Theories abound as to who is the Zodiac. Only Robert Graysmith, a journalist at the San Francisco Chronicle when the Zodiac began his crime spree and who subsequently became friends with investigators and obsessed with the case, wrote a book publicly identifying the killer.
In his 1986 book, Zodiac, Graysmith gave the killer a pseudonym, Richard Starr, however, this "suspect" died in 1992 and so Graysmith later identified the man by his real name in his follow up book, Zodiac Unmasked. The author believed the Zodiac was a man named Arthur Leigh Allen, a reported sociopath and convicted pedophile. He claimed that police had long suspected Allen as the Zodiac killer.
At this time, the case still remains open.
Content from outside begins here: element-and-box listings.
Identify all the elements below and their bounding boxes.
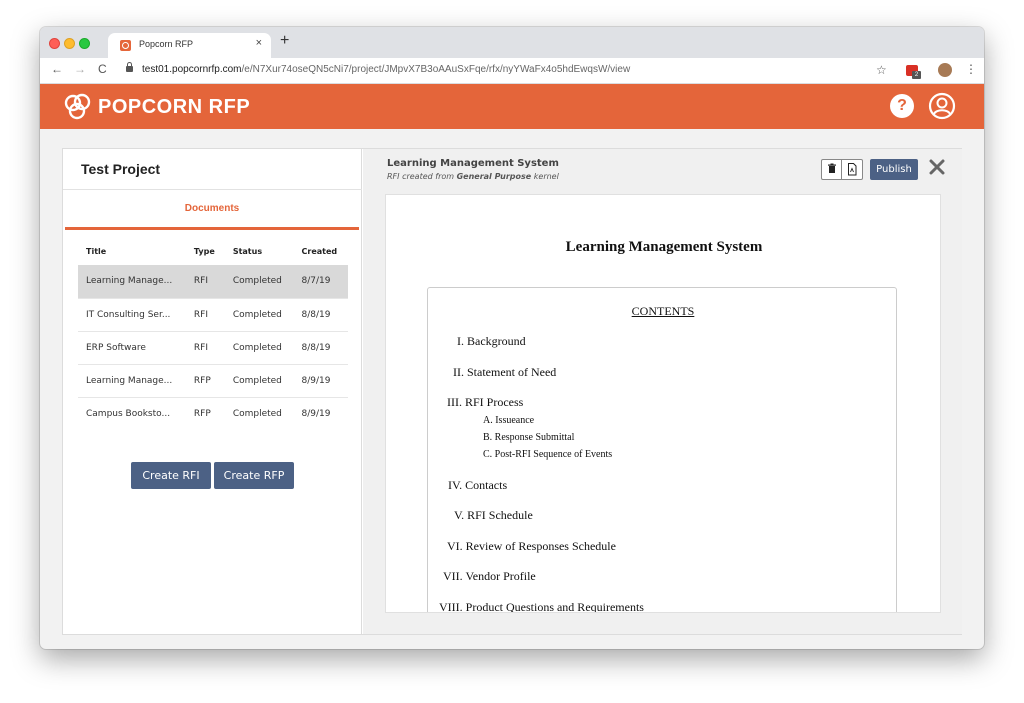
url-host: test01.popcornrfp.com <box>142 64 242 75</box>
tab-documents-label: Documents <box>184 203 240 214</box>
url-text: test01.popcornrfp.com/e/N7Xur74oseQN5cNi… <box>142 64 630 75</box>
toc-item[interactable]: II. Statement of Need <box>453 365 556 380</box>
browser-window: Popcorn RFP × + ← → C test01.popcornrfp.… <box>40 27 984 649</box>
row-created: 8/9/19 <box>293 364 348 398</box>
row-type: RFP <box>185 364 225 398</box>
profile-avatar[interactable] <box>938 63 952 77</box>
user-account-icon[interactable] <box>928 92 956 120</box>
back-arrow-icon[interactable]: ← <box>51 62 63 76</box>
column-header-created[interactable]: Created <box>294 238 349 265</box>
address-bar[interactable]: test01.popcornrfp.com/e/N7Xur74oseQN5cNi… <box>120 60 950 81</box>
kernel-name: General Purpose <box>456 172 532 181</box>
lock-icon <box>126 62 133 72</box>
browser-menu-icon[interactable]: ⋮ <box>965 62 977 76</box>
table-row[interactable]: ERP Software RFI Completed 8/8/19 <box>78 331 348 365</box>
row-status: Completed <box>224 265 294 299</box>
table-row[interactable]: Campus Booksto... RFP Completed 8/9/19 <box>78 397 348 430</box>
toc-subitem[interactable]: C. Post-RFI Sequence of Events <box>483 449 612 460</box>
row-title: IT Consulting Ser... <box>78 298 186 332</box>
row-title: Learning Manage... <box>78 364 186 398</box>
tab-title: Popcorn RFP <box>139 39 194 49</box>
document-actions <box>821 159 863 180</box>
toc-subitem[interactable]: A. Issueance <box>483 415 534 426</box>
create-rfp-button[interactable]: Create RFP <box>214 462 294 489</box>
publish-button[interactable]: Publish <box>870 159 918 180</box>
table-row[interactable]: Learning Manage... RFI Completed 8/7/19 <box>78 265 348 299</box>
row-created: 8/9/19 <box>301 408 331 419</box>
row-title: ERP Software <box>78 331 186 365</box>
table-row[interactable]: IT Consulting Ser... RFI Completed 8/8/1… <box>78 298 348 332</box>
maximize-window-button[interactable] <box>79 38 90 49</box>
contents-heading: CONTENTS <box>631 304 695 318</box>
toc-subitem[interactable]: B. Response Submittal <box>483 432 574 443</box>
toc-item[interactable]: VII. Vendor Profile <box>443 569 536 584</box>
column-header-title[interactable]: Title <box>78 238 186 265</box>
row-type: RFI <box>185 331 225 365</box>
row-title: Campus Booksto... <box>86 408 171 419</box>
column-header-type[interactable]: Type <box>186 238 225 265</box>
row-created: 8/8/19 <box>293 331 348 365</box>
url-path: /e/N7Xur74oseQN5cNi7/project/JMpvX7B3oAA… <box>241 64 631 75</box>
bookmark-star-icon[interactable]: ☆ <box>876 63 887 77</box>
row-status: Completed <box>224 364 294 398</box>
app-header: POPCORN RFP ? <box>40 84 984 129</box>
pdf-export-button[interactable] <box>842 160 862 179</box>
trash-icon <box>828 163 836 173</box>
row-type: RFP <box>193 408 211 419</box>
toc-item[interactable]: I. Background <box>457 334 526 349</box>
row-status: Completed <box>224 298 294 332</box>
toc-item[interactable]: V. RFI Schedule <box>454 508 533 523</box>
new-tab-button[interactable]: + <box>280 32 289 50</box>
row-created: 8/7/19 <box>293 265 348 299</box>
row-title: Learning Manage... <box>78 265 186 299</box>
browser-tab[interactable]: Popcorn RFP × <box>108 33 271 58</box>
browser-toolbar: ← → C test01.popcornrfp.com/e/N7Xur74ose… <box>40 58 984 84</box>
document-panel: Learning Management System RFI created f… <box>363 149 962 634</box>
toc-item[interactable]: VIII. Product Questions and Requirements <box>439 600 644 612</box>
table-row[interactable]: Learning Manage... RFP Completed 8/9/19 <box>78 364 348 398</box>
row-type: RFI <box>185 265 225 299</box>
documents-table: Title Type Status Created Learning Manag… <box>78 238 348 430</box>
table-header-row: Title Type Status Created <box>78 238 348 265</box>
pdf-icon <box>848 163 857 176</box>
toc-item[interactable]: III. RFI Process <box>447 395 523 410</box>
forward-arrow-icon[interactable]: → <box>74 62 86 76</box>
create-rfi-button[interactable]: Create RFI <box>131 462 211 489</box>
tab-strip: Popcorn RFP × + <box>40 27 984 58</box>
document-subtitle: RFI created from General Purpose kernel <box>387 172 559 181</box>
close-icon[interactable] <box>929 159 945 175</box>
close-window-button[interactable] <box>49 38 60 49</box>
table-of-contents: CONTENTS I. Background II. Statement of … <box>427 287 897 612</box>
subtitle-prefix: RFI created from <box>387 172 457 181</box>
delete-button[interactable] <box>822 160 842 179</box>
popcorn-favicon-icon <box>120 40 131 51</box>
tab-close-icon[interactable]: × <box>256 37 262 49</box>
minimize-window-button[interactable] <box>64 38 75 49</box>
row-type: RFI <box>185 298 225 332</box>
row-status: Completed <box>232 408 282 419</box>
reload-icon[interactable]: C <box>98 62 107 76</box>
row-status: Completed <box>224 331 294 365</box>
subtitle-suffix: kernel <box>531 172 559 181</box>
brand-name: POPCORN RFP <box>98 96 251 118</box>
extension-badge: 2 <box>912 71 921 79</box>
document-title: Learning Management System <box>387 158 559 169</box>
project-panel: Test Project Documents Title Type Status… <box>63 149 362 634</box>
popcorn-logo-icon[interactable] <box>62 92 94 122</box>
help-icon[interactable]: ? <box>890 94 914 118</box>
tab-documents[interactable]: Documents <box>65 190 359 230</box>
preview-title: Learning Management System <box>565 239 763 255</box>
row-created: 8/8/19 <box>293 298 348 332</box>
document-preview: Learning Management System CONTENTS I. B… <box>385 194 941 613</box>
toc-item[interactable]: VI. Review of Responses Schedule <box>447 539 616 554</box>
column-header-status[interactable]: Status <box>225 238 294 265</box>
toc-item[interactable]: IV. Contacts <box>448 478 507 493</box>
project-card: Test Project Documents Title Type Status… <box>62 148 962 635</box>
project-title: Test Project <box>81 161 161 177</box>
Even although it's been more than 30 years since the Zodiac's last known killing, it seems as firmly implanted in people's memories as it was then and was one of the first cases that the public and the media murmured when the recent Washington D.C. area sniper left a tarot card.
Coincidently, the Zodiac threatened in one of his letter's that "school children make nice targets, I think I shall wipe out a school bus some morning pick off the kiddies as they come bouncing out," which echoes the D.C. sniper's shooting of a 13-year-old after he was dropped off at his Maryland school, and the sniper's follow-up threat that "your children are not safe."